Spain has many reasons to be cheerful as the height of summer approaches.

Spain has many reasons to be cheerful as the height of summer approaches.

The balmy summer season is received very differently all over Europe.

In Edinburgh, August means a busy month of comedy and performance on its – often windy and chilly – streets as the Fringe Festival takes hold; for France it means reaching people in any office is nigh-on impossible as seemingly the entire country decamps to the, well, campsites that dot the southern reaches of the nation, and for Brits and Germans it means fleeing their own unpredictable weather for the reliably warm embrace of Spain…

These rituals arrive like clockwork every year, but this year Spain has a few tricks up its sleeve sure to impress even its harshest critics.

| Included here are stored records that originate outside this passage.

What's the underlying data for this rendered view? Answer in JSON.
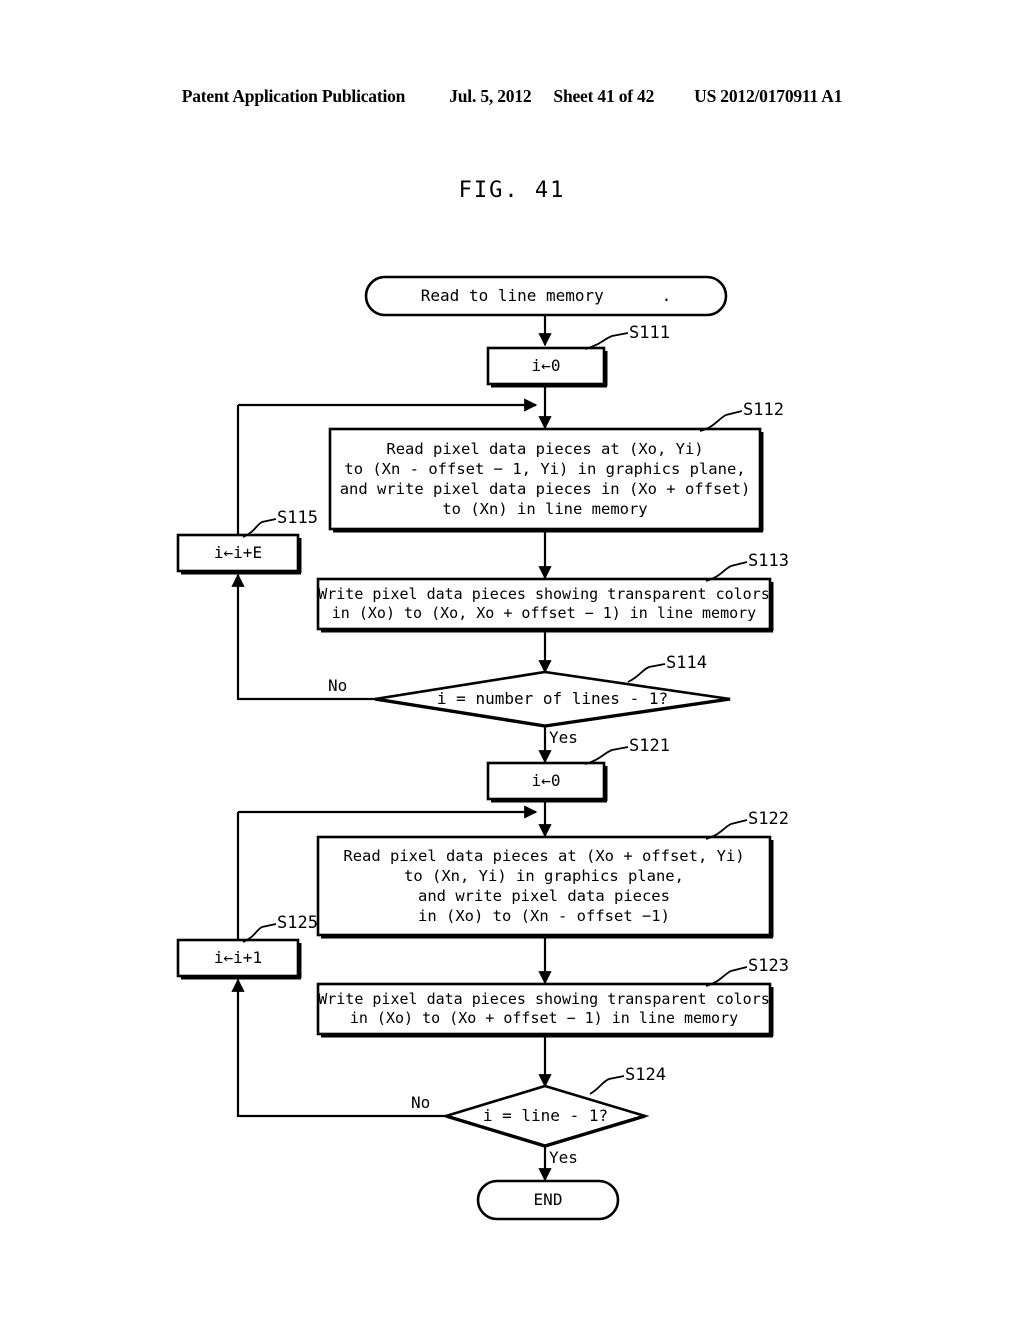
{
  "header": {
    "publication": "Patent Application Publication",
    "date": "Jul. 5, 2012",
    "sheet": "Sheet 41 of 42",
    "number": "US 2012/0170911 A1"
  },
  "figure": {
    "title": "FIG. 41"
  },
  "flowchart": {
    "nodes": {
      "start": {
        "shape": "terminator",
        "label": "Read to line memory      ."
      },
      "s111": {
        "shape": "process",
        "step": "S111",
        "label": "i←0"
      },
      "s112": {
        "shape": "process",
        "step": "S112",
        "line1": "Read pixel data pieces at (Xo, Yi)",
        "line2": "to (Xn - offset − 1, Yi) in graphics plane,",
        "line3": "and write pixel data pieces in (Xo + offset)",
        "line4": "to (Xn) in line memory"
      },
      "s113": {
        "shape": "process",
        "step": "S113",
        "line1": "Write pixel data pieces showing transparent colors",
        "line2": "in (Xo) to (Xo, Xo + offset − 1) in line memory"
      },
      "s114": {
        "shape": "decision",
        "step": "S114",
        "label": "i = number of lines - 1?",
        "no_label": "No",
        "yes_label": "Yes"
      },
      "s115": {
        "shape": "process",
        "step": "S115",
        "label": "i←i+E"
      },
      "s121": {
        "shape": "process",
        "step": "S121",
        "label": "i←0"
      },
      "s122": {
        "shape": "process",
        "step": "S122",
        "line1": "Read pixel data pieces at (Xo + offset, Yi)",
        "line2": "to (Xn, Yi) in graphics plane,",
        "line3": "and write pixel data pieces",
        "line4": "in (Xo) to (Xn - offset −1)"
      },
      "s123": {
        "shape": "process",
        "step": "S123",
        "line1": "Write pixel data pieces showing transparent colors",
        "line2": "in (Xo) to (Xo + offset − 1) in line memory"
      },
      "s124": {
        "shape": "decision",
        "step": "S124",
        "label": "i = line - 1?",
        "no_label": "No",
        "yes_label": "Yes"
      },
      "s125": {
        "shape": "process",
        "step": "S125",
        "label": "i←i+1"
      },
      "end": {
        "shape": "terminator",
        "label": "END"
      }
    }
  },
  "colors": {
    "ink": "#000000",
    "paper": "#ffffff"
  }
}
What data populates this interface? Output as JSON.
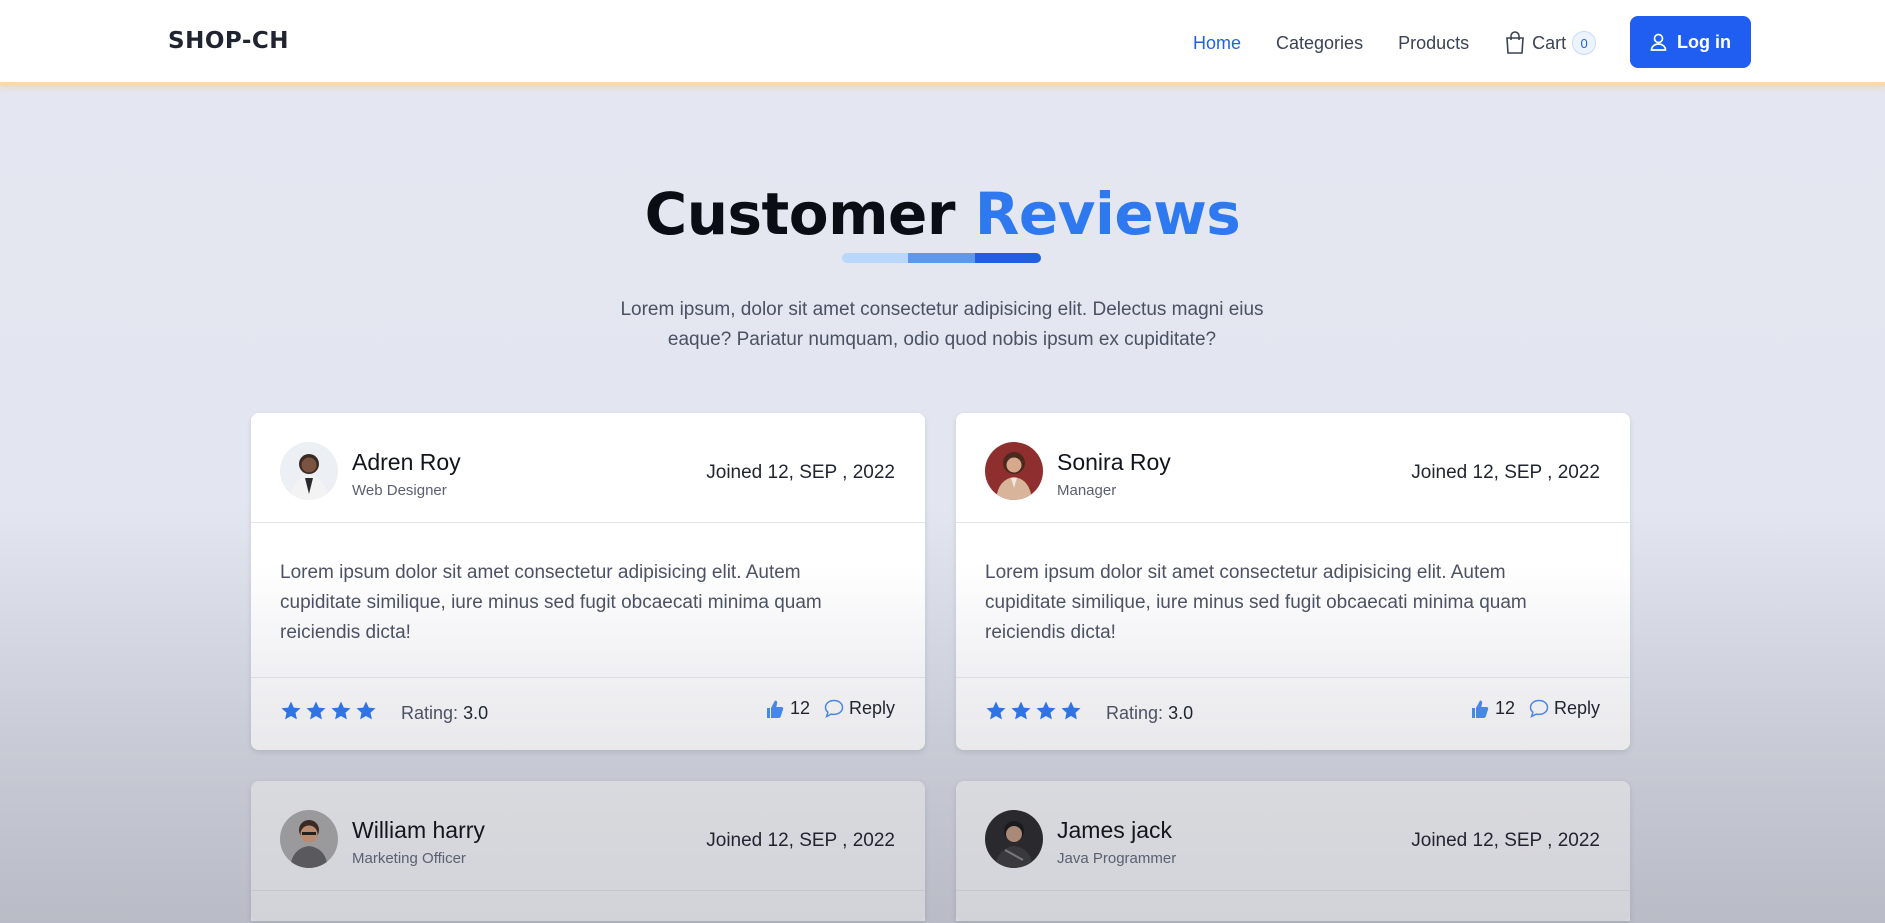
{
  "nav": {
    "brand": "SHOP-CH",
    "links": [
      "Home",
      "Categories",
      "Products"
    ],
    "cart_label": "Cart",
    "cart_count": "0",
    "login_label": "Log in"
  },
  "header": {
    "title_main": "Customer",
    "title_accent": "Reviews",
    "subtitle": "Lorem ipsum, dolor sit amet consectetur adipisicing elit. Delectus magni eius eaque? Pariatur numquam, odio quod nobis ipsum ex cupiditate?"
  },
  "reviews": [
    {
      "name": "Adren Roy",
      "role": "Web Designer",
      "joined": "Joined 12, SEP , 2022",
      "text": "Lorem ipsum dolor sit amet consectetur adipisicing elit. Autem cupiditate similique, iure minus sed fugit obcaecati minima quam reiciendis dicta!",
      "stars": 4,
      "rating_label": "Rating:",
      "rating_value": "3.0",
      "likes": "12",
      "reply_label": "Reply"
    },
    {
      "name": "Sonira Roy",
      "role": "Manager",
      "joined": "Joined 12, SEP , 2022",
      "text": "Lorem ipsum dolor sit amet consectetur adipisicing elit. Autem cupiditate similique, iure minus sed fugit obcaecati minima quam reiciendis dicta!",
      "stars": 4,
      "rating_label": "Rating:",
      "rating_value": "3.0",
      "likes": "12",
      "reply_label": "Reply"
    },
    {
      "name": "William harry",
      "role": "Marketing Officer",
      "joined": "Joined 12, SEP , 2022"
    },
    {
      "name": "James jack",
      "role": "Java Programmer",
      "joined": "Joined 12, SEP , 2022"
    }
  ],
  "colors": {
    "accent": "#2e78f0",
    "button": "#1f5ef0",
    "star": "#2f73e6",
    "underline": [
      "#b9d6fb",
      "#5b98ee",
      "#1f5fe0"
    ]
  }
}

Number one is not so surprising, really: holidaymakers lucky enough to be sunning themselves on Spain’s stunning shoreline this week may well find that the mercury pushes past 40C, reaching as high as 45C in some southern, inland regions.

This is hot. Not never-seen-before hot, but above average for this time of year. These temperatures also give Spain the distinction of being the hottest country in Europe right now – quite an accolade, given the heatwave that has been shuffling across a sweaty southeast Europe.

But there is more. Not content with taking the temperature-top-spot, Spain has also just posted the sixth consecutive monthly decline in joblessness, meaning that the country has enjoyed a more sustained recovery of employment than any other in Europe this year.

Job’s a good ‘un. And Spain is not finished. It has emerged this week that Spain is also set to close its oldest nuclear power plant due to a lack of support in keeping it open among politicians and locals. The Santa María de Garona plant in the north of the country has been inactive since 2013, and will now finally close officially as the country pours its energy and resources into renewable powernamely solar and wind.

These three facts may all seem disconnected. And in most ways, they are. But they do paint a picture of a country on the up: confident, popular, growing, and increasingly making the right decisions for long term good health.